Özgür Gündem susturulamaz!

Ape Musa’lardan, Gurbetelli Ersöz’lerden geleneğini alan Özgür Gündem gazetesine yönelik kapatma kararı ve hemen ardından gazete binasına yapılan polis baskınında 25 gazetecinin işkenceyle gözaltına alınması da OHAL’in Kürt meselesindeki yansımalarından biridir. T. Kürdistanı’ndaki gelişmeleri aktaran, soruşturma ve davalara rağmen gerçekleri yazmaktan vazgeçmeyen Özgür Gündem gazetesine yönelik bu saldırı, kendi medyasından olmayanlara devletin verdiği bir gözdağıdır.

Yaklaşık bir yıldır devrimci, sosyalist ve yurtsever basına yönelik gözaltı, tutuklama ve soruşturma furyasının OHAL ile birlikte “yasal” zemini oluşturan devletin zihniyetini, burjuva medyanın kalemşörlerinden Ahmet Hakan 19 Ağustos günü Hürriyet gazetesinde yazdığı köşe yazısı ile ortaya koydu. Hakan, Özgür Gündem gazetesini “terör örgütünün gazetesi” olarak lanse ederken Kürt halkının devletin katliam, zulüm, asimilasyon ve baskı politikalarına karşı yıllardır verdiği mücadeleyi “terör”, devletin bu bahsettiğimiz politikalarını teşhir eden gazeteyi ise “terör örgütünün gazetesi” olarak adlandırmış oldu. Yetmedi, Kürt Ulusal Hareketi’nin silahlı mücadele alanı ile DAİŞ’i aynı kefeye koydu; DAİŞ’in de o çok meşhur “demokrasi”lerinde yayın organı çıkaramayacağından bahsetti.

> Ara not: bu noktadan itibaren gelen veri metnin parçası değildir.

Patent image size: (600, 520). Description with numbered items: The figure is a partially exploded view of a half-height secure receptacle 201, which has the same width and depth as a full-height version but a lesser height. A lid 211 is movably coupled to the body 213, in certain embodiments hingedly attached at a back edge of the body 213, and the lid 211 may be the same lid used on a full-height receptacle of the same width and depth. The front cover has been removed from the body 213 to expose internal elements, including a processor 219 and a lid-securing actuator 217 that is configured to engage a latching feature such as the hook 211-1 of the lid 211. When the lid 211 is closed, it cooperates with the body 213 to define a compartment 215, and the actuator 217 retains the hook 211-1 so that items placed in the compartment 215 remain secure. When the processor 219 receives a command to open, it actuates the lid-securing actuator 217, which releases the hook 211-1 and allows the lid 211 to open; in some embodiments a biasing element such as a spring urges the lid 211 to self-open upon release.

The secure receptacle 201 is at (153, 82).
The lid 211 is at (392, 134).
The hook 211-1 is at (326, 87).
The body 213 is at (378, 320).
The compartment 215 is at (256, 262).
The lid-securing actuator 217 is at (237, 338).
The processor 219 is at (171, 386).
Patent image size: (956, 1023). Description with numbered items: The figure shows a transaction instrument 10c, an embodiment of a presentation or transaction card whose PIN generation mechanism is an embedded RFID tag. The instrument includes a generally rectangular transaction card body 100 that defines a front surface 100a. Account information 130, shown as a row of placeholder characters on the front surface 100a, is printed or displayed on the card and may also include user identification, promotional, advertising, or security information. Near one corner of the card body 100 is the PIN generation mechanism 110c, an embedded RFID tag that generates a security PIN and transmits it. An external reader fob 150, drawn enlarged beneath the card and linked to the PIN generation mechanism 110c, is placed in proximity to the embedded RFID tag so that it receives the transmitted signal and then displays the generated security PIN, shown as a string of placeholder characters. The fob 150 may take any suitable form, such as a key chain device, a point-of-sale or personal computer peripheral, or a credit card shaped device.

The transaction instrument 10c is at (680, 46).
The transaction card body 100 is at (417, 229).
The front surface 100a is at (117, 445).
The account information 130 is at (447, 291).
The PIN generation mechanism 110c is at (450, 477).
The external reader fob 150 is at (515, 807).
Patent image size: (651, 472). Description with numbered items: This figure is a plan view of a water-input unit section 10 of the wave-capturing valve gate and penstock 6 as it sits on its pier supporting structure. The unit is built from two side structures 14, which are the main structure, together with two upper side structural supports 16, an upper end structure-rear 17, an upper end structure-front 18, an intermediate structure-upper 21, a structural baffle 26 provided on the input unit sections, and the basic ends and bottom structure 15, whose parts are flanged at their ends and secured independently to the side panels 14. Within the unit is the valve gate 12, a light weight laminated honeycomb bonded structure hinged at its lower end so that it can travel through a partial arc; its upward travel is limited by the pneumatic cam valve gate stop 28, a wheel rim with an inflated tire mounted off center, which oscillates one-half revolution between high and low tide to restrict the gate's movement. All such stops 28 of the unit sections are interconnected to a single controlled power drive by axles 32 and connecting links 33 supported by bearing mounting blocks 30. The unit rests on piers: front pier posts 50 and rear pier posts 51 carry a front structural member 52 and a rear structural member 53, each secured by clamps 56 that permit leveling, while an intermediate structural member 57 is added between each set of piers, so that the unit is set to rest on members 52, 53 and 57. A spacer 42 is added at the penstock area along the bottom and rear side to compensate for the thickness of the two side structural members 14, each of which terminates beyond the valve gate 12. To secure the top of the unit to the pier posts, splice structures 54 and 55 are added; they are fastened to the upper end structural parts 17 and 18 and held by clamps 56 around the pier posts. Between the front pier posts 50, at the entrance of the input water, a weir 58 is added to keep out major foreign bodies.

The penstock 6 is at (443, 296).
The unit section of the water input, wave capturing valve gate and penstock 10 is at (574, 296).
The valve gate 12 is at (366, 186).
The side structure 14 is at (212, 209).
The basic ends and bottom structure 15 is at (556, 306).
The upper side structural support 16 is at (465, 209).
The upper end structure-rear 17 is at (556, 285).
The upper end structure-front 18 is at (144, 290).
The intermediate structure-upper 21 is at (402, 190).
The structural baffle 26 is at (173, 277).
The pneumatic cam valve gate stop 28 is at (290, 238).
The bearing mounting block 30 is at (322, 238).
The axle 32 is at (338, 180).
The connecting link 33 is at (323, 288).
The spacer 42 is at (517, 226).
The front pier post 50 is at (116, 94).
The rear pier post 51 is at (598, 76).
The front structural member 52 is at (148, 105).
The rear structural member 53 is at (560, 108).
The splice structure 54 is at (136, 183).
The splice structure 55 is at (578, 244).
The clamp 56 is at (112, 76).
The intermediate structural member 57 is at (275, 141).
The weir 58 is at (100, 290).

DAİŞ ve Kürt Ulusal Hareketi’ni aynı kefeye koyarak kafaları bulandırmaya çalışanlara karşı en net yanıt biliyoruz ki Rojava’dır ve son süreçte DAİŞ çetelerine karşı YPG/YPJ öncülüğünde elde edilen Minbic zaferidir!

Minbic zaferinin anlamı TC için de çok ağır!

Ortadoğu’da  TC devletinin Suriye politikası ekseninde destek verdiği DAİŞ çeteleri Rojava topraklarından temizlenmeye devam ediyor. Katliam ve zulmüyle bölge halkına ölümü ve göçü dayatan DAİŞ çetelerine yönelik gerçekleştirilen hamlelerden sonuncusu Minbic Hamlesi oldu.

Coğrafik ve stratejik açıdan oldukça önemli yerde duran Minbic’in DAİŞ çetelerinden temizlenmesi, Kobanê’ye yönelik DAİŞ çetelerinin tehditlerinin bertaraf olması anlamına gelirken diğer yandan Irak ve Suriye arasındaki bağlantı yolu ve dünyaya açılan kapı niteliğinde olan bir bölgenin kurtarılması demektir. Hol ve Şeddade’nin ardından en önemli son kalesini de kaybeden DAİŞ çetelerinin hareket alanını sınırlandıran bu zaferin TC devleti için de anlamı çok ağır!

Fırat suyu bölgesini DAİŞ saldırılarına karşı güvenlikli hale getiren ekilemeyen verimli toprakların işlenmesi ile birlikte Rojava’ya özellikle de Kobanê’ye yönelik TC-KDP işbirliğinde gerçekleştirilen ambargo işlevsizleştirilmiş olacak. Öte yandan Suriye’de en büyük petrol geliri sağlanan alanlardan biri olması nedeniyle de stratejik olan Minbic’in özgürleştirilmesi, DAİŞ’in Irak ve Suriye’deki ham petrolü TC ve KDP sayesinde Türkiye’ye pazarlamasının da önünü kapatmış oldu. Bunun TC devletindeki yansıması ise petrolden önemli ölçüde elde edilen gelirin kaybetmesi oldu. Ancak elbette TC için “güney sınırı”na yerleşen bir Kürt oluşumunun giderek güçlenmesi esas bedeldir. Minbic zaferi tüm bu yönleriyloe TC’nin Ortadoğu denkleminde DAİŞ’in yerine işaret ediyor ve Kürt Ulusal Hareketi’nin “terör” denkleminde bir yerinin olmadığını bir kez daha somutlaştırıyor.